Maybe I’m being harsh here, but it’s a real head-scratcher to me why people think such ideas are the best use of their entrepreneurial talent.

You may say, well, innovations in web3 is constrained by regulations which are not friendly to crypto.

But is regulation friendly to any innovation? Not really.

Uber and AirBnB had to fight all the way against regulations through their growth phase. But because their innovations created new jobs and tax revenues, improved customer lives, and made entire industries more productive, they had wide range of supporters and good arguments on their side. As a result they largely won their battle against outdated regulations.
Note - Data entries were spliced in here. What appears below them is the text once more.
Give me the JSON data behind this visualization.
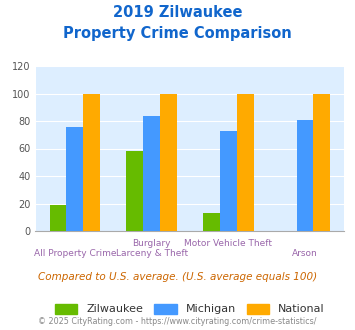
{
  "title_line1": "2019 Zilwaukee",
  "title_line2": "Property Crime Comparison",
  "cat_labels_top": [
    "",
    "Burglary",
    "Motor Vehicle Theft",
    ""
  ],
  "cat_labels_bot": [
    "All Property Crime",
    "Larceny & Theft",
    "",
    "Arson"
  ],
  "zilwaukee": [
    19,
    58,
    13,
    0
  ],
  "michigan": [
    76,
    84,
    73,
    81
  ],
  "national": [
    100,
    100,
    100,
    100
  ],
  "colors": {
    "zilwaukee": "#66bb00",
    "michigan": "#4499ff",
    "national": "#ffaa00"
  },
  "ylim": [
    0,
    120
  ],
  "yticks": [
    0,
    20,
    40,
    60,
    80,
    100,
    120
  ],
  "bg_color": "#ddeeff",
  "title_color": "#1166cc",
  "footnote": "Compared to U.S. average. (U.S. average equals 100)",
  "copyright": "© 2025 CityRating.com - https://www.cityrating.com/crime-statistics/",
  "footnote_color": "#cc6600",
  "copyright_color": "#888888",
  "legend_labels": [
    "Zilwaukee",
    "Michigan",
    "National"
  ],
  "label_color": "#9966aa"
}
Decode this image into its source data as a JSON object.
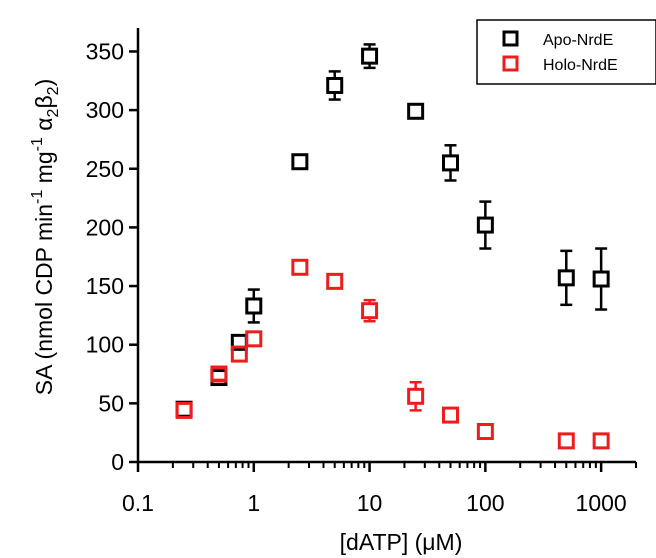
{
  "chart_data": {
    "type": "scatter",
    "xlabel": "[dATP] (μM)",
    "ylabel_parts": {
      "main": "SA (nmol CDP min",
      "sup1": "-1",
      "mid": " mg",
      "sup2": "-1",
      "tail": " α",
      "sub1": "2",
      "tail2": "β",
      "sub2": "2",
      "close": ")"
    },
    "x_scale": "log",
    "xlim": [
      0.1,
      2000
    ],
    "ylim": [
      0,
      370
    ],
    "x_ticks": [
      {
        "value": 0.1,
        "label": "0.1"
      },
      {
        "value": 1,
        "label": "1"
      },
      {
        "value": 10,
        "label": "10"
      },
      {
        "value": 100,
        "label": "100"
      },
      {
        "value": 1000,
        "label": "1000"
      }
    ],
    "y_ticks": [
      {
        "value": 0,
        "label": "0"
      },
      {
        "value": 50,
        "label": "50"
      },
      {
        "value": 100,
        "label": "100"
      },
      {
        "value": 150,
        "label": "150"
      },
      {
        "value": 200,
        "label": "200"
      },
      {
        "value": 250,
        "label": "250"
      },
      {
        "value": 300,
        "label": "300"
      },
      {
        "value": 350,
        "label": "350"
      }
    ],
    "grid": false,
    "legend_position": "top-right",
    "series": [
      {
        "name": "Apo-NrdE",
        "color": "#000000",
        "marker": "open-square",
        "points": [
          {
            "x": 0.25,
            "y": 45,
            "err": 0
          },
          {
            "x": 0.5,
            "y": 72,
            "err": 0
          },
          {
            "x": 0.75,
            "y": 102,
            "err": 0
          },
          {
            "x": 1,
            "y": 133,
            "err": 14
          },
          {
            "x": 2.5,
            "y": 256,
            "err": 0
          },
          {
            "x": 5,
            "y": 321,
            "err": 12
          },
          {
            "x": 10,
            "y": 346,
            "err": 10
          },
          {
            "x": 25,
            "y": 299,
            "err": 0
          },
          {
            "x": 50,
            "y": 255,
            "err": 15
          },
          {
            "x": 100,
            "y": 202,
            "err": 20
          },
          {
            "x": 500,
            "y": 157,
            "err": 23
          },
          {
            "x": 1000,
            "y": 156,
            "err": 26
          }
        ]
      },
      {
        "name": "Holo-NrdE",
        "color": "#ee1c1c",
        "marker": "open-square",
        "points": [
          {
            "x": 0.25,
            "y": 44,
            "err": 6
          },
          {
            "x": 0.5,
            "y": 75,
            "err": 5
          },
          {
            "x": 0.75,
            "y": 92,
            "err": 0
          },
          {
            "x": 1,
            "y": 105,
            "err": 0
          },
          {
            "x": 2.5,
            "y": 166,
            "err": 0
          },
          {
            "x": 5,
            "y": 154,
            "err": 0
          },
          {
            "x": 10,
            "y": 129,
            "err": 9
          },
          {
            "x": 25,
            "y": 56,
            "err": 12
          },
          {
            "x": 50,
            "y": 40,
            "err": 0
          },
          {
            "x": 100,
            "y": 26,
            "err": 0
          },
          {
            "x": 500,
            "y": 18,
            "err": 0
          },
          {
            "x": 1000,
            "y": 18,
            "err": 0
          }
        ]
      }
    ]
  }
}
Can crypto say the same? I’m not sure, not with how innovation is currently going.

Do I think crypto will die? Not at all. We crossed that rubicon long time ago. In fact, dip buyers are  strong on large caps and recent negative news will probably attract a bunch of them.

But for an industry that had over 300 million users worldwide not long ago, survival is a very low bar, don’t you think? The question that matters is what would it take for crypto to realize the potential it promised?

To me that would require innovations that make public blockchains usefully serve the wider economy, not innovations coming out of mental masturbation of certain so-called crypto natives. When and how the former would happen remains to be seen.